JAux deux tiers d’American Fever, Hira, la protagoniste de 16 ans, et son amie Zahra – toutes deux en programme d’échange d’études depuis le Pakistan – discutent de « l’américanité » et de la culture américaine. La famille d’accueil de Hira est blanche et basée à Lakeview, Oregon, tandis que Zahra vit avec une famille pakistanaise dans le New Jersey, les incitant à débattre de «l’authenticité» de leurs expériences. Quand Hira soutient qu’il y a de la valeur à vivre avec des gens différents de vous, Zahra hausse les épaules : « Tant qu’ils ne sont pas les enfants blancs à l’école, dont la première question pour moi est toujours » D’où venez-vous ? » Hira répond rapidement : «Mais tu viens d’ailleurs, yaar. C’est la netteté et la surprise de la déclaration de Hira – et il y a plusieurs moments de ce genre tout au long du roman – qui font ressortir le premier roman de Dur e Aziz Amna sur la maturité et l’entrée en Amérique.
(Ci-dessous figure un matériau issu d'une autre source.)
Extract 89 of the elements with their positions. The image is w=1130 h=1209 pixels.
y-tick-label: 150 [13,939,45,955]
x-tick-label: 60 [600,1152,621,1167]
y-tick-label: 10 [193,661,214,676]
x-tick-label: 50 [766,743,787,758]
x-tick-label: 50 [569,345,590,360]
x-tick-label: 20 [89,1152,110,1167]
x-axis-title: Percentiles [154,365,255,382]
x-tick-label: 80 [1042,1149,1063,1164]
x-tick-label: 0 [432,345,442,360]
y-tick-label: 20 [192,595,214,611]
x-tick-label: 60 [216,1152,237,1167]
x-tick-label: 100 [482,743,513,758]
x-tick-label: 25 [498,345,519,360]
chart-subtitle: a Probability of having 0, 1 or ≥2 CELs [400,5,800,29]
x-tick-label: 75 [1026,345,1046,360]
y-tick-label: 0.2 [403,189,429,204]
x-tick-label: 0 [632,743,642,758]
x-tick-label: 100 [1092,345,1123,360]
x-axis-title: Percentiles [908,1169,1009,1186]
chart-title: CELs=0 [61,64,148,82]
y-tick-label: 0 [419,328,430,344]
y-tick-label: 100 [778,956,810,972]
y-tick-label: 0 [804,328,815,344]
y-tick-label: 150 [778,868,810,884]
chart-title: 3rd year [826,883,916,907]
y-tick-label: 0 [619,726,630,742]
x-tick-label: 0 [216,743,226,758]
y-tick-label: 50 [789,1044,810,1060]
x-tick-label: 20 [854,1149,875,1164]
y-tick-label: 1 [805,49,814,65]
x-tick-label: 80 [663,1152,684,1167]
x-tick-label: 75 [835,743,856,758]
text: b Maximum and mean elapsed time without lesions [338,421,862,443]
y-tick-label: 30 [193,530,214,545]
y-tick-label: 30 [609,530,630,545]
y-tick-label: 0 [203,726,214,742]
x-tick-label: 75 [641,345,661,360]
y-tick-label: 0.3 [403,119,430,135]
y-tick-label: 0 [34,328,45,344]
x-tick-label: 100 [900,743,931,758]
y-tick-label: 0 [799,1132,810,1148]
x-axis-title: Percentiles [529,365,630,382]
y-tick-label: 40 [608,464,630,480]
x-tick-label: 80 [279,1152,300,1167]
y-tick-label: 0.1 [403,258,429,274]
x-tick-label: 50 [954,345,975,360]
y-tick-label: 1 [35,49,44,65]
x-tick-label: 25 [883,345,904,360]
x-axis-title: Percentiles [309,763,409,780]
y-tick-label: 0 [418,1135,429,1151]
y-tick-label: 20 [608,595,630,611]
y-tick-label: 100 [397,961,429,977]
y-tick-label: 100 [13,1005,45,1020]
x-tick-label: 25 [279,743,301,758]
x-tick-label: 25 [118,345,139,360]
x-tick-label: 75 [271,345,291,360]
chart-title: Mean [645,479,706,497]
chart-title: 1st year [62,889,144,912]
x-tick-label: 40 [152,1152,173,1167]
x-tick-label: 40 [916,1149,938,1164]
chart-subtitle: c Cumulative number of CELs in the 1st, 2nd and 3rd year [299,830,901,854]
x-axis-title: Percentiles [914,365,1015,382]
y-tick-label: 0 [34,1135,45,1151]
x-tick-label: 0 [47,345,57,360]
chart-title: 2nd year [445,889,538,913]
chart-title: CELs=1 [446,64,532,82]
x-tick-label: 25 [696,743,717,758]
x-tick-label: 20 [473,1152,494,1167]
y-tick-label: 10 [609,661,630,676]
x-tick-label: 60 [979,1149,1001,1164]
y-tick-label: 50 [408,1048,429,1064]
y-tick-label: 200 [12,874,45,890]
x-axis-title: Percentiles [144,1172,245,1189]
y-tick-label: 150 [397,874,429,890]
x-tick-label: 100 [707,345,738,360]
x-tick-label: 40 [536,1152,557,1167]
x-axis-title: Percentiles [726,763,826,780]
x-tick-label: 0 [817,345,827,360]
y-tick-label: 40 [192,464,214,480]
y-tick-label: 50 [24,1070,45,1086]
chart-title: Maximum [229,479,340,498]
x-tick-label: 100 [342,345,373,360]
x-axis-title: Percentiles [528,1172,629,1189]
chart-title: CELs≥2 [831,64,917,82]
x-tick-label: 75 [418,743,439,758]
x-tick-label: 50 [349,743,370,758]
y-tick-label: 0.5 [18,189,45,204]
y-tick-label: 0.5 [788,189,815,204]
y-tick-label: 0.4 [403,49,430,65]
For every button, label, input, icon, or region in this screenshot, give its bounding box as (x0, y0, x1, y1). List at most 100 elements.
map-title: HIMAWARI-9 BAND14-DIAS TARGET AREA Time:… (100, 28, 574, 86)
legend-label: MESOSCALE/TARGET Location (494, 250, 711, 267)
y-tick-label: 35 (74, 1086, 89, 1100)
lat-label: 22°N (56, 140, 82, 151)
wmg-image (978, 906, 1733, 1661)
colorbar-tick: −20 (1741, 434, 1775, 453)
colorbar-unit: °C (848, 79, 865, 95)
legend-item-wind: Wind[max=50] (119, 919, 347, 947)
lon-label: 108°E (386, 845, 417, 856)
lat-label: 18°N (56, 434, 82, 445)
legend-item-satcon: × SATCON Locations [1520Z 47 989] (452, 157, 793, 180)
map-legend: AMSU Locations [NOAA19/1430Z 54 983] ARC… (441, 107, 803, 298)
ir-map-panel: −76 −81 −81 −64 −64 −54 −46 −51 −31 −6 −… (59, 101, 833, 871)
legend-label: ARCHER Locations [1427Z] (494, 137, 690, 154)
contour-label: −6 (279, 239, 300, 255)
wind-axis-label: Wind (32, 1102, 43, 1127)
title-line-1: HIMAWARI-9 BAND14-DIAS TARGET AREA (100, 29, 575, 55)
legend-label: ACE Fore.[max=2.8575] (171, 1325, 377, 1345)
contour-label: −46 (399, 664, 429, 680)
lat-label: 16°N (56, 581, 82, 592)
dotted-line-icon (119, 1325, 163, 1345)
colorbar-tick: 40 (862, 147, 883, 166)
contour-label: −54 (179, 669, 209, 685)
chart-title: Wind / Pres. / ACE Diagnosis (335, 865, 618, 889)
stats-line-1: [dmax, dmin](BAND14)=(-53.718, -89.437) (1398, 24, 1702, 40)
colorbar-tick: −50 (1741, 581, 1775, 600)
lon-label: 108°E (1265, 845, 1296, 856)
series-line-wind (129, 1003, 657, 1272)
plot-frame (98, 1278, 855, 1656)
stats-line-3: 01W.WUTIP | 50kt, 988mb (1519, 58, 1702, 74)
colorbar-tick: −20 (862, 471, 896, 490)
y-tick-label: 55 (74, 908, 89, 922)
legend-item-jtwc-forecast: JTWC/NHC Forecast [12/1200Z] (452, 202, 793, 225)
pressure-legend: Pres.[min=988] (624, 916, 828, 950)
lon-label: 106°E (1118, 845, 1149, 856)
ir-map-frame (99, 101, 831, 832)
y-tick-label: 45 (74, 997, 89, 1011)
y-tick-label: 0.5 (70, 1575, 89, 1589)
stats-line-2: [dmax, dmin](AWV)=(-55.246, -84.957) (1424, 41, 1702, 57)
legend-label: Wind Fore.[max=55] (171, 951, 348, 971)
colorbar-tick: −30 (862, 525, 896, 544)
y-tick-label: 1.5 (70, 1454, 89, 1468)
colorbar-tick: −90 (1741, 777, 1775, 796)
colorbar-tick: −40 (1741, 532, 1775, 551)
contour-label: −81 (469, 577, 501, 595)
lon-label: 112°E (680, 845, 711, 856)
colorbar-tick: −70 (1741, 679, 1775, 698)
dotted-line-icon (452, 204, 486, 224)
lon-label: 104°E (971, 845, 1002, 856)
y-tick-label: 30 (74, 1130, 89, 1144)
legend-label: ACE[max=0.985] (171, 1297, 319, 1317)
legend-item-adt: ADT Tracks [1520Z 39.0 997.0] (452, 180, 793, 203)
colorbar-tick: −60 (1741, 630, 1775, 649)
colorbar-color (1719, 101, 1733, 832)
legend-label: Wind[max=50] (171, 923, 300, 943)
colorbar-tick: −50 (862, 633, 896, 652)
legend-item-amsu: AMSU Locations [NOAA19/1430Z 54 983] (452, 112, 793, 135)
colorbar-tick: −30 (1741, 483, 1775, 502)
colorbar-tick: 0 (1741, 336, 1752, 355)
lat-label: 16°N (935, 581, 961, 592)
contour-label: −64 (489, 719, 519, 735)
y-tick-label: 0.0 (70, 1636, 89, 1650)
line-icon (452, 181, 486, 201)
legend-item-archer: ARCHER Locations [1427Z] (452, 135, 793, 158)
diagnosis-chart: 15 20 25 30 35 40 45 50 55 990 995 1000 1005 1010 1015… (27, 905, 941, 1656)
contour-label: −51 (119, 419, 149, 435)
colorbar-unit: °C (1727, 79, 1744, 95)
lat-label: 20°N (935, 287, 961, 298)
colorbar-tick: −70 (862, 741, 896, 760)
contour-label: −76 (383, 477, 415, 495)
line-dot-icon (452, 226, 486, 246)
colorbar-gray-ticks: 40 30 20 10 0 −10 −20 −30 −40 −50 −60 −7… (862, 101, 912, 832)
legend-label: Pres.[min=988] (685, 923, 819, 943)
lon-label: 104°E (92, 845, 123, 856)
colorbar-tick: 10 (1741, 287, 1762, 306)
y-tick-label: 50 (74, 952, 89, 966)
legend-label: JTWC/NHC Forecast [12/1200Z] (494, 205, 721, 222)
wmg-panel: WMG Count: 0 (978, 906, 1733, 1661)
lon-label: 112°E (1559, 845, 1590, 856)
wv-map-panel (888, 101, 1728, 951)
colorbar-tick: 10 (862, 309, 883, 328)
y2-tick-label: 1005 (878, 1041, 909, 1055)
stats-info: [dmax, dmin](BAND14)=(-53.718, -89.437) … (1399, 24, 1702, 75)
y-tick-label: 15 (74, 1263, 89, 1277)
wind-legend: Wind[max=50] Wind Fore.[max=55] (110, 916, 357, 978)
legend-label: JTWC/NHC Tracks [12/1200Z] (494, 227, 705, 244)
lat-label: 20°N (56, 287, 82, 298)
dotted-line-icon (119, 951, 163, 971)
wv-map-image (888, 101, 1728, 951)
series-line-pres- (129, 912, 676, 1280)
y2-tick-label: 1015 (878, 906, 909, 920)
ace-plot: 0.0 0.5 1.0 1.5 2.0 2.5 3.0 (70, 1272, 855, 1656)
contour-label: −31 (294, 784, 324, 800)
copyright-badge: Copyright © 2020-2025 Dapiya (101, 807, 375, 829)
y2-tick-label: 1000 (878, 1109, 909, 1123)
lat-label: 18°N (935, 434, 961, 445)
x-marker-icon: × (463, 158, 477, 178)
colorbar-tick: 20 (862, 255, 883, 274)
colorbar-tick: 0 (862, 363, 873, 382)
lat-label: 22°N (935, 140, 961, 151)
De retour au Pakistan, Hira n’avait pas rêvé de l’Amérique « désespérément, passionnément, comme le désir de l’étranger d’Hollywood pour l’Amérique, comme le bave du tiers-mondiste ». Surtout, elle avait voulu échapper à la petitesse étouffante du lycée et de la maison : les mêmes écolières, qui appelaient leurs règles leurs « visiteuses », et les mêmes filles mariées, « qui portaient leur piété et leur innocence comme de putains de médailles à polir tous les soirs. Avant l’heure de se coucher ».
Une fois aux États-Unis, Hira devient ambassadrice culturelle de son pays et traductrice entre langues et pratiques. Elle se sent « camisole de force par l’anglais » et gênée par sa foi, défendant ses raisons de jeûner pendant le Ramadan. Elle fait face à des micro-agressions et à ses propres insécurités, façonnées par la trinité impie du racisme, du sexisme et de l’islamophobie dans les États-Unis post-11 septembre. Elle fait des tentatives infructueuses d’assimilation; elle découvre sa fureur intérieure – et sa volonté de se battre pour ce qui lui est cher. Alors qu’aux États-Unis, Hira change, mais bien sûr, « on n’était que ce qu’on pourrait jamais être ». Tout au long, elle est plongée dans le mal du pays, et plus tard, dans la maladie – sa tuberculose s’aggrave jusqu’à ce qu’elle soit en quarantaine.
Nous sommes en 2010-11, quand « l’Amérique est toujours le roi du monde, le mec cool est à la Maison Blanche », et pourtant, comme le souligne Hira, « un Américain à moitié noir au pouvoir est toujours un Américain au pouvoir ». C’est un endroit qui « vous vendrait sur le nombre de fils pour votre lit de mort », qui pense qu’il peut transcender l’histoire. Le très cité Hira est une force avec laquelle il faut compter. Son style de prose piquante sape de manière provocante les récits reçus sur le «rêve américain» du point de vue de l’immigrant.
Hira décrit comment, pendant son séjour aux États-Unis, elle « a colporté un stéréotype ou un autre, prenant du secours dans leur confirmation ». Et pourtant, « ce n’est pas un récit de comment était l’Amérique », précise-t-elle, « c’est un récit de comment j’étais ». American Fever, en son cœur, est une histoire de découverte de soi. La vérité est que Hira, une adolescente qui s’ennuie, trouve que « l’Amérique était un concept, une métaphore, et non la chose elle-même ». C’est cet espace liminal entre l’endroit que l’on imagine et l’endroit où l’on vit qu’Hira doit composer avec en plantant un pied dans chacun de ses deux mondes.
Si le récit met en place un binaire inhérent à l’histoire de l’immigré – entre le Pakistan et l’Amérique, chez soi et ailleurs – il ne le fait que très légèrement. À un niveau plus profond, plus que ses critiques impitoyables des États-Unis, ce sont les souvenirs d’Hira qui laissent une impression sur le lecteur. Pour elle, « la maison est le seul paysage de rêves, le seul endroit qui vous convaincra jamais que ses défauts, ses générosités, ses excès et ses caresses vous appartiennent. Après tout, où cela finit-il et où commence-t-il ? En faisant du Pakistan son paysage de rêves, Hira subvertit une fois de plus le rêve de la migration. D’où vous venez compte autant que l’endroit où vous allez. « Peut-être que si vous imaginez un moment assez long, il commence à exister en dehors du temps », dit Hira. Il y a une rêverie à rentrer à la maison. « Le chai est toujours à flot. L’arbre ne meurt jamais. Il pleut pour toujours.